Buddy may be out of the game, but the Winters’ social milieu still offers plentiful opportunities—a cocktail party at the Dakota, a family road trip to the Lake Placid Olympics—to rub elbows with a veritable Who’s Who of minor celebrities. At home, Anton becomes Buddy’s sparring partner for rehearsing and polishing the patter of quick pseudo intimacy and good gossip. This provides for some amusing dialogue, but the accumulation of name-dropping and celebrity anecdotes risks repetition. The greater interest, the greater heat in the book, lies in the rarer passages where Buddy and Anton try to talk, to really talk to each other.
Then again, the sheer volume of chatter with and about celebrities in these pages (and even the occasional tedium), may be exactly what the author intends. Doesn’t this seeming imbalance reflect and recreate Anton’s childhood experience?
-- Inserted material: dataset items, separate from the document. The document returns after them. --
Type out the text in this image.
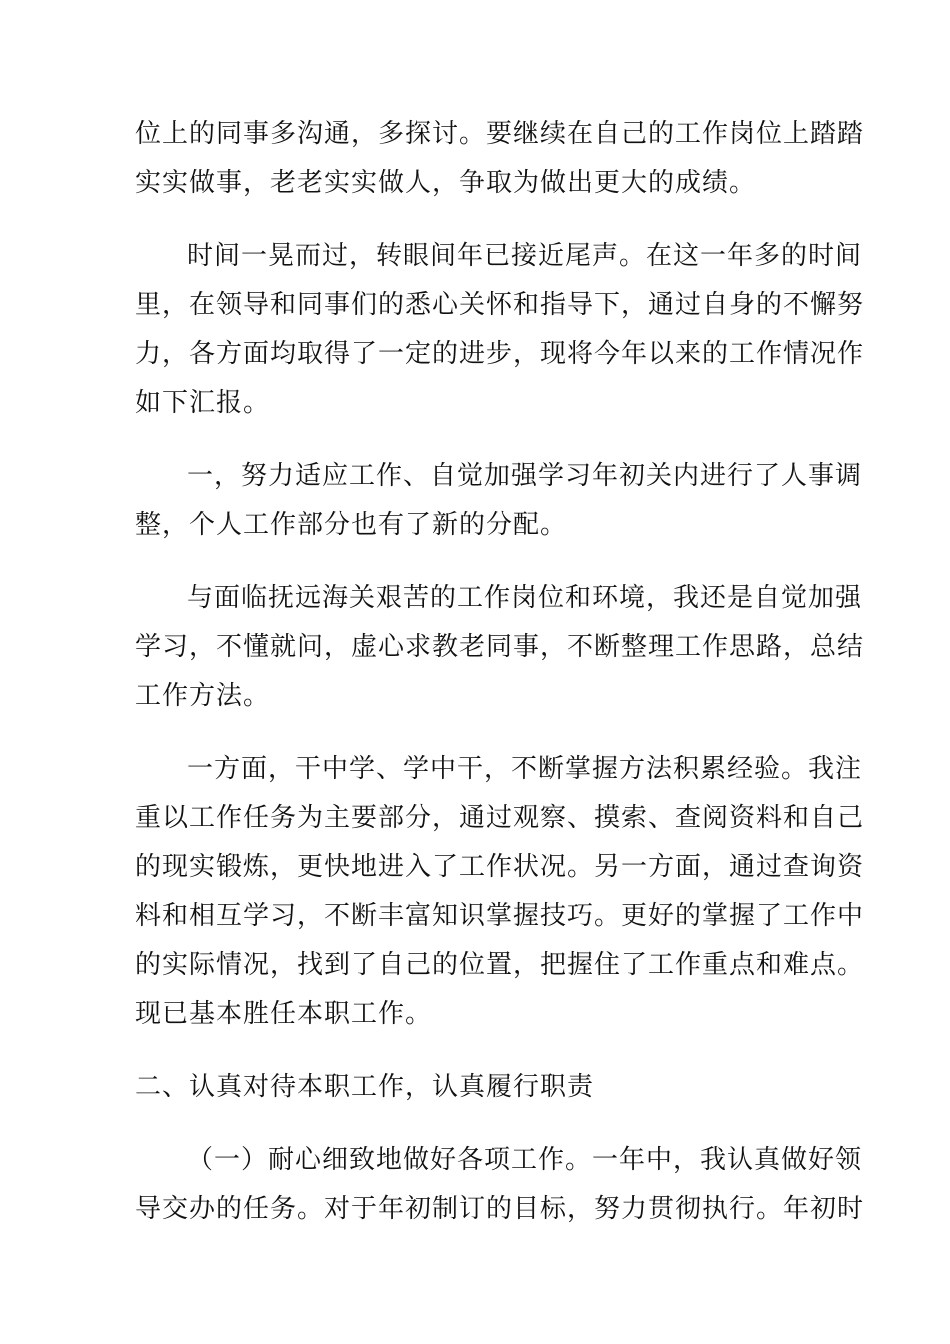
位上的同事多沟通，多探讨。要继续在自己的工作岗位上踏踏
实实做事，老老实实做人，争取为做出更大的成绩。

时间一晃而过，转眼间年已接近尾声。在这一年多的时间
里，在领导和同事们的悉心关怀和指导下，通过自身的不懈努
力，各方面均取得了一定的进步，现将今年以来的工作情况作
如下汇报。

一，努力适应工作、自觉加强学习年初关内进行了人事调
整，个人工作部分也有了新的分配。

与面临抚远海关艰苦的工作岗位和环境，我还是自觉加强
学习，不懂就问，虚心求教老同事，不断整理工作思路，总结
工作方法。

一方面，干中学、学中干，不断掌握方法积累经验。我注
重以工作任务为主要部分，通过观察、摸索、查阅资料和自己
的现实锻炼，更快地进入了工作状况。另一方面，通过查询资
料和相互学习，不断丰富知识掌握技巧。更好的掌握了工作中
的实际情况，找到了自己的位置，把握住了工作重点和难点。
现已基本胜任本职工作。

二、认真对待本职工作，认真履行职责

（一）耐心细致地做好各项工作。一年中，我认真做好领
导交办的任务。对于年初制订的目标，努力贯彻执行。年初时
He grew up with an often-absent father, watching him on television where Buddy appeared so comfortable it seemed the television set was his home. “I’d always resented how real Buddy got with strangers over the years, that he’d tell something none of us knew about him to someone he just met,” Anton reflects. “His stock in trade was indiscriminate familiarity.”
Now, late in the day, both side-lined and vulnerable in different ways, Anton and his father have drawn close—too close. “In truth I sometimes lost track of where Buddy’s thoughts ended and mine began…He told me once that I’d become the other half of him, which he meant as a compliment but made me feel weird, like his soul had subsumed mine.” Anton recognizes he must pull away to get his own life in balance and does so. The concluding but continuing challenge for Anton is “to find a separate path.”
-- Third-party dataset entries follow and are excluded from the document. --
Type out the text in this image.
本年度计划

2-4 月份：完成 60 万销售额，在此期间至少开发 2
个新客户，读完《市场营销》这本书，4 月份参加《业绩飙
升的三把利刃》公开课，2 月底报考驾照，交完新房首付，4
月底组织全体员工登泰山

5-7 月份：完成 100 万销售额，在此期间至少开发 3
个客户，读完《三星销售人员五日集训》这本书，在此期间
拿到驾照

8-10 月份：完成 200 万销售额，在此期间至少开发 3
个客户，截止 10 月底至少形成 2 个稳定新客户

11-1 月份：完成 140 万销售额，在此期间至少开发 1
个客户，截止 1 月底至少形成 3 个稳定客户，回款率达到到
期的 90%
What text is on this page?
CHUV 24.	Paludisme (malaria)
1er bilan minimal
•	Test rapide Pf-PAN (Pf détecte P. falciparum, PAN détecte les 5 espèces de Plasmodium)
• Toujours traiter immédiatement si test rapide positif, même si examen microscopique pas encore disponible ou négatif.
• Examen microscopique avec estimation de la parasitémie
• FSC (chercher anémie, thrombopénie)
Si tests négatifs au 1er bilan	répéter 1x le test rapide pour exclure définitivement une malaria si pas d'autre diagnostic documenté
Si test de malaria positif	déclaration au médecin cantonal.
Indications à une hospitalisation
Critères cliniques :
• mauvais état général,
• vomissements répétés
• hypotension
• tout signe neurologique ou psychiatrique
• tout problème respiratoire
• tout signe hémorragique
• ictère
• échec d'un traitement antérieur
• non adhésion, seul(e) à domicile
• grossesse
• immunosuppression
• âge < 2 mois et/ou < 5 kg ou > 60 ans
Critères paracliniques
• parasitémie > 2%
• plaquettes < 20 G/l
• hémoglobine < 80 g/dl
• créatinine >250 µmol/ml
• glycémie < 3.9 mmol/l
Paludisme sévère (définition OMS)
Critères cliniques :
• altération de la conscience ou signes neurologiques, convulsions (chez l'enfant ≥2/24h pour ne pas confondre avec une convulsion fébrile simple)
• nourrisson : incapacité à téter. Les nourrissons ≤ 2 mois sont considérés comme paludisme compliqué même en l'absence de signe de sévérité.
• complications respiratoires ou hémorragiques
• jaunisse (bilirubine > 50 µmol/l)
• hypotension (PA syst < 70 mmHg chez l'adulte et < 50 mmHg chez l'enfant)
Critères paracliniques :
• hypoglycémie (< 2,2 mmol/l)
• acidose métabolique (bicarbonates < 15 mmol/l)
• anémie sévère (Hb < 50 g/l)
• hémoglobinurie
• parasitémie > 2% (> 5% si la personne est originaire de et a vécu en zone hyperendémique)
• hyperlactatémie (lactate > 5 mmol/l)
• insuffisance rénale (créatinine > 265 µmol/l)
Using the familiar trope of damaged, brilliant father and parentified child, following the classic structure of a coming-of age-story, the author presents an authentic, difficult, believable father and son—passionately trying to work things out. The novel, like its protagonist, has its issues. But even if the minor celebrities end up forgettable, the loving misadventure of Anton and Buddy’s effortful and complex filial relationship is memorable.